Wednesday, February 15, 2017

Review: Like a Velvet Glove Cast in Iron

Like a Velvet Glove Cast in Iron Like a Velvet Glove Cast in Iron by Daniel Clowes
My rating: 5 of 5 stars

Review of Daniel Clowes’s Like a Velvet Glove Cast in Iron

This is the first “alternative” graphic novel I ever read. It was somewhere not long after Maus, and I was just learning the possibilities of the genre. I had to buy the individual issues at an alternative comics store on the near West Side in Chicago, which meant special trips and sometimes months between issues. As it is, I’m not sure I ever read the final issue. I may not have found it in time.

The “story” doesn’t make any more sense now than it did 28 years ago. Clay is a troubled everyman who stumbles into a screening of a bizarre art sex film called “Like a Velvet Glove Cast in Iron.” Haunted by its star, he proceeds to track down the filmmakers. Along the way he gets distracted by, among other things: a dog with no orifices that lives on a daily injection of water, a clingy teenage waitress who looks like a human potato, an advertising cartoon character who may represent a decades old gnostic plot, a pipe-smoking young girl whose reveries become the stuff of snuff films, and assorted other grotesques and caricatures.

The whole thing is less a narrative than a fever dream, and I think I forgave it even back then because so much of it is haunting at the deepest and best level.
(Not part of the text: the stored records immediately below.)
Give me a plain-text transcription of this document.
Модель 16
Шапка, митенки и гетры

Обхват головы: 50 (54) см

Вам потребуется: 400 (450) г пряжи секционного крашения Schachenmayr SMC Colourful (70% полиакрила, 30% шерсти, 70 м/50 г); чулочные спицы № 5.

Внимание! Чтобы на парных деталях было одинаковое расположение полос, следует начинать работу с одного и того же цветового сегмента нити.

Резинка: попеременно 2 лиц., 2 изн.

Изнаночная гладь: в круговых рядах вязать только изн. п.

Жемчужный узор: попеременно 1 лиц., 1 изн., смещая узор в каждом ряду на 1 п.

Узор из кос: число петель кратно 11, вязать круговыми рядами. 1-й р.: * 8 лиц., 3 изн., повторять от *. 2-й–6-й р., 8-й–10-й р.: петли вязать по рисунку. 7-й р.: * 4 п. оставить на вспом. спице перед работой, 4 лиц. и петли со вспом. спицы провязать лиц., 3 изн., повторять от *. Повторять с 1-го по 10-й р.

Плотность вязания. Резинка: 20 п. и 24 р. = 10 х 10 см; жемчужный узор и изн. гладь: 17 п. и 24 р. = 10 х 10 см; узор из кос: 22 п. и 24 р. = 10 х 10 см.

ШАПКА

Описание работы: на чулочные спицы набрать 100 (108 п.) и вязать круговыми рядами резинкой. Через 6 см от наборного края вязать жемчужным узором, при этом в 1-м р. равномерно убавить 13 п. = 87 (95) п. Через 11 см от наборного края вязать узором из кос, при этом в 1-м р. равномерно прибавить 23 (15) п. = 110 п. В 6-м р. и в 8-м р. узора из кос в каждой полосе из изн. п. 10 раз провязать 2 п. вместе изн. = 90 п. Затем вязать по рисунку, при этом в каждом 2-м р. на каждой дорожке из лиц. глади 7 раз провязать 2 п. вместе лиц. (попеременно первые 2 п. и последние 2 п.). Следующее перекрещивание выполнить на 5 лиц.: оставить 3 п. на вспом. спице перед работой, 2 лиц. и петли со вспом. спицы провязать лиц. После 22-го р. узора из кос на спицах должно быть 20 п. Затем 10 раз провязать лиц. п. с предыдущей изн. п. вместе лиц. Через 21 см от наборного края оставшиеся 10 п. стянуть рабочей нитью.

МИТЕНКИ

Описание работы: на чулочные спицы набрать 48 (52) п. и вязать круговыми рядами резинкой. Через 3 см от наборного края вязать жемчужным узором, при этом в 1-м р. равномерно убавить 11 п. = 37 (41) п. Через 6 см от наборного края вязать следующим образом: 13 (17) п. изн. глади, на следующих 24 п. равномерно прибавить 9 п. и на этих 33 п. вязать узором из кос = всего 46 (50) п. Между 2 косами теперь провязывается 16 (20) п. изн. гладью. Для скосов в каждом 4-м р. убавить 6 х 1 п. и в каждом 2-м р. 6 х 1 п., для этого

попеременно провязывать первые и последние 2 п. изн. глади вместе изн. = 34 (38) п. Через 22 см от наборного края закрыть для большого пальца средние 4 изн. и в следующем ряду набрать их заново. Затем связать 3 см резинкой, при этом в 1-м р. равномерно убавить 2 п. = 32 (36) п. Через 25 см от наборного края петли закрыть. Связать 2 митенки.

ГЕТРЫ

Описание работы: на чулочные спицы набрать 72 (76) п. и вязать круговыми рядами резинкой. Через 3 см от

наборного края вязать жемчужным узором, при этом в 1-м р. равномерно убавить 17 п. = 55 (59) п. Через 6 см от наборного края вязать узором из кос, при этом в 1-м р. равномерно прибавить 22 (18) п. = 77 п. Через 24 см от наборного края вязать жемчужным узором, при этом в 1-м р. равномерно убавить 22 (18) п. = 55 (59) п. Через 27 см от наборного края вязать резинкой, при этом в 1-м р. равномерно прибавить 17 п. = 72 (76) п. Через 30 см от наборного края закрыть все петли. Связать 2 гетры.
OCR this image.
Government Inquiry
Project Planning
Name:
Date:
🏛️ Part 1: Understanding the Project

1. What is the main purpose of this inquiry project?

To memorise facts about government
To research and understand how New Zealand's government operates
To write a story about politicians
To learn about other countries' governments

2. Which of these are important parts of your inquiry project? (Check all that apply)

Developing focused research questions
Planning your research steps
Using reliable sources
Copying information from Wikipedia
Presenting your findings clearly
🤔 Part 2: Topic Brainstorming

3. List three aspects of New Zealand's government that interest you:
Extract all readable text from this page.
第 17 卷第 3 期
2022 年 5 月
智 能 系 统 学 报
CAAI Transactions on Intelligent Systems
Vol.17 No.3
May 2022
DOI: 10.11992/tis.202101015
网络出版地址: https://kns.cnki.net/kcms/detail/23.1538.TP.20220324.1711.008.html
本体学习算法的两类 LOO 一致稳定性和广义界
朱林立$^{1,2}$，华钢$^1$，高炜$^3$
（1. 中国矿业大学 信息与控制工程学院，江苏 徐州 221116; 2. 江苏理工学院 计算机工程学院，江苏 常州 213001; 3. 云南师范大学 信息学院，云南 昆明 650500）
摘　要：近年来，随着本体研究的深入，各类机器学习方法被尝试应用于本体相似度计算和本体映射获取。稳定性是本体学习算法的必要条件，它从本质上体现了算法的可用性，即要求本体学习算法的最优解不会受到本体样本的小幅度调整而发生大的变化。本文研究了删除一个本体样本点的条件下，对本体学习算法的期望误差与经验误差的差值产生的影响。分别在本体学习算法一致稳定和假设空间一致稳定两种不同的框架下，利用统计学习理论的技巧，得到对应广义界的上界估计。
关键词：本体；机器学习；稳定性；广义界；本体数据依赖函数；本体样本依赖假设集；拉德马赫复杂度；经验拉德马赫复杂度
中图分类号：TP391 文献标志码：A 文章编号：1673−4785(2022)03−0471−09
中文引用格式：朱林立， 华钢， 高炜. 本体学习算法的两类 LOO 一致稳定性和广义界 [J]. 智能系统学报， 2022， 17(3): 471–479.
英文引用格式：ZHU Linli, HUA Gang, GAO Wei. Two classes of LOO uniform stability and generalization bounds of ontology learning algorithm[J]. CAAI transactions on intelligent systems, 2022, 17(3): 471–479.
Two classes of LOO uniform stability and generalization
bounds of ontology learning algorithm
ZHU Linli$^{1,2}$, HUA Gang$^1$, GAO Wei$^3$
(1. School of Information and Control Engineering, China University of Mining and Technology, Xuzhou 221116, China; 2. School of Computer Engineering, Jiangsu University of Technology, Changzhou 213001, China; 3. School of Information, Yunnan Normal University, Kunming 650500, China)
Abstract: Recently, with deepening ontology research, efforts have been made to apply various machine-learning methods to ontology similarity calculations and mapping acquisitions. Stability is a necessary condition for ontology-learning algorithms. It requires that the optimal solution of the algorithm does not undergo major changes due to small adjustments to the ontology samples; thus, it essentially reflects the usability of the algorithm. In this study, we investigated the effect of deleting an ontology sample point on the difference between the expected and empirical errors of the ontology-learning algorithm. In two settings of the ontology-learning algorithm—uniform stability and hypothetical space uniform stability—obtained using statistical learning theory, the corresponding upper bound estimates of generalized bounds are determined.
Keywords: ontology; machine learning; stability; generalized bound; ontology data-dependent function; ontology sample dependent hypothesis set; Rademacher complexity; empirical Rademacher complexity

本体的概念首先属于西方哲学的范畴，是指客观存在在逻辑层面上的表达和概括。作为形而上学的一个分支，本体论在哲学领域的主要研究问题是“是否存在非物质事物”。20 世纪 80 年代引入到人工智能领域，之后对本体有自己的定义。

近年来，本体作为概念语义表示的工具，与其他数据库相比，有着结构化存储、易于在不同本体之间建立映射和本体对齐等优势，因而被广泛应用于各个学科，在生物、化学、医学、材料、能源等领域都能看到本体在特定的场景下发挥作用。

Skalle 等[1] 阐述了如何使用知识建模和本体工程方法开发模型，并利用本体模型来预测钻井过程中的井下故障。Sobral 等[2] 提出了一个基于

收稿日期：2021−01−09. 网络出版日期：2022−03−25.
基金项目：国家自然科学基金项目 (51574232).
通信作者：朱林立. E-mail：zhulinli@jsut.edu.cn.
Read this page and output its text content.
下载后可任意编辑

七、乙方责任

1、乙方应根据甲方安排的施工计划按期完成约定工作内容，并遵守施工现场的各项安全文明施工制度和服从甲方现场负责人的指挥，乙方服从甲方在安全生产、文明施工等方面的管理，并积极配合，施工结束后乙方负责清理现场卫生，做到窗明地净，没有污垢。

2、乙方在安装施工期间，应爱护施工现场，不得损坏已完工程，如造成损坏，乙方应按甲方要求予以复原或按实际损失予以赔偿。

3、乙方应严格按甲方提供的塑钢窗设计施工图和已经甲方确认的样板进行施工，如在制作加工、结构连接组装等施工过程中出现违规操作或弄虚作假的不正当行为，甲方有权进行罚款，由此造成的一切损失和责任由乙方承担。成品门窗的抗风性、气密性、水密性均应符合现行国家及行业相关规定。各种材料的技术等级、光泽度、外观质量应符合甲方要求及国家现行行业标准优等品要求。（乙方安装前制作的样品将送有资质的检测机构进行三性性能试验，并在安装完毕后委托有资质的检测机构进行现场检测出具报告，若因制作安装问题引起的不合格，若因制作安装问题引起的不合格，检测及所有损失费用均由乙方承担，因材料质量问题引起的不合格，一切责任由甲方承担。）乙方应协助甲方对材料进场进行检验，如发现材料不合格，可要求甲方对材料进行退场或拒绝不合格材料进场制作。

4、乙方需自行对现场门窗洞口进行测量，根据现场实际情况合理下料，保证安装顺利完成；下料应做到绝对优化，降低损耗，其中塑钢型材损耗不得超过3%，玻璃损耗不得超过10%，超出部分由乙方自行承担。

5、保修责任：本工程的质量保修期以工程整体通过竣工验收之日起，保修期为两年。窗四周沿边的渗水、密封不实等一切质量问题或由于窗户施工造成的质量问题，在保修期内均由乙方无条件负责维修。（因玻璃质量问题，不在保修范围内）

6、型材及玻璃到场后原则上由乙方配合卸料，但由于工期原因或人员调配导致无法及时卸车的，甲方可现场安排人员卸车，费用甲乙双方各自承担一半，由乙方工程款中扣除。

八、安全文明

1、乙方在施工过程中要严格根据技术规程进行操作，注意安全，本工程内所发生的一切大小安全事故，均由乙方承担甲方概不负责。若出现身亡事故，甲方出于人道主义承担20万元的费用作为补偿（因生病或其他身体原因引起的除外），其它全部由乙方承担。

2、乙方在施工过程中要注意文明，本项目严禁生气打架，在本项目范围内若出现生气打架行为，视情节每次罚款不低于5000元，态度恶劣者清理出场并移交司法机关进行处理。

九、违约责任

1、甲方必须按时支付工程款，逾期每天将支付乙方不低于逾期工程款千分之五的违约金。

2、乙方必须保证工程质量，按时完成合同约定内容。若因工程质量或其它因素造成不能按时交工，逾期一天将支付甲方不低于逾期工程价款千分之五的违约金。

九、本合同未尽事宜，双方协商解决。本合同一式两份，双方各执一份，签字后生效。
It’s been a quarter century since I read this – I have the originals buried in a closet, but I just bought a lot of Clowes books and had to start with this one – and I remember a surprising quantity of it. In fact, reading it again felt a lot like that deja-vu when you think you’ve had the same dream night after night. There’s a familiarity, but a troubling familiarity. You can’t look away even though you want to. You wake from dream into new dream.

This is finally a book that delves into strangeness in a way that reminds me of some of Grant Morrison’s work. I admire that as well, but Morrison feels more like a performer, more like someone gathering a crowd to admire his strangeness with him. Clowes is even more troubling. This is not a celebration of the strange and the freakish. It isn’t a sideshow with a barker drawing a crowd. Instead it’s a troubled figure talking to himself down an alley, and our looking at him feels a bit like voyeurism. Clowes doesn’t forgive his characters the way Morrison does. He delves more deeply and darkly into them, leaving us with a universe governed by a hybrid of indifference and malice. He makes us share Clay’s guilt, makes us feel the guilty pull of the film in the experience of reading this book that shares its title.

There is nothing comforting in this except for the fact of its execution, except for the fact that it’s a finished work of art. In the early days of this graphic novel genre, Clowes had a vision for a work that would be different from anything else. I’m not sure he could get away with it today – not when the rules (and the skill of its practitioners) have hardened – but it’s every bit as striking an experience now as it was then.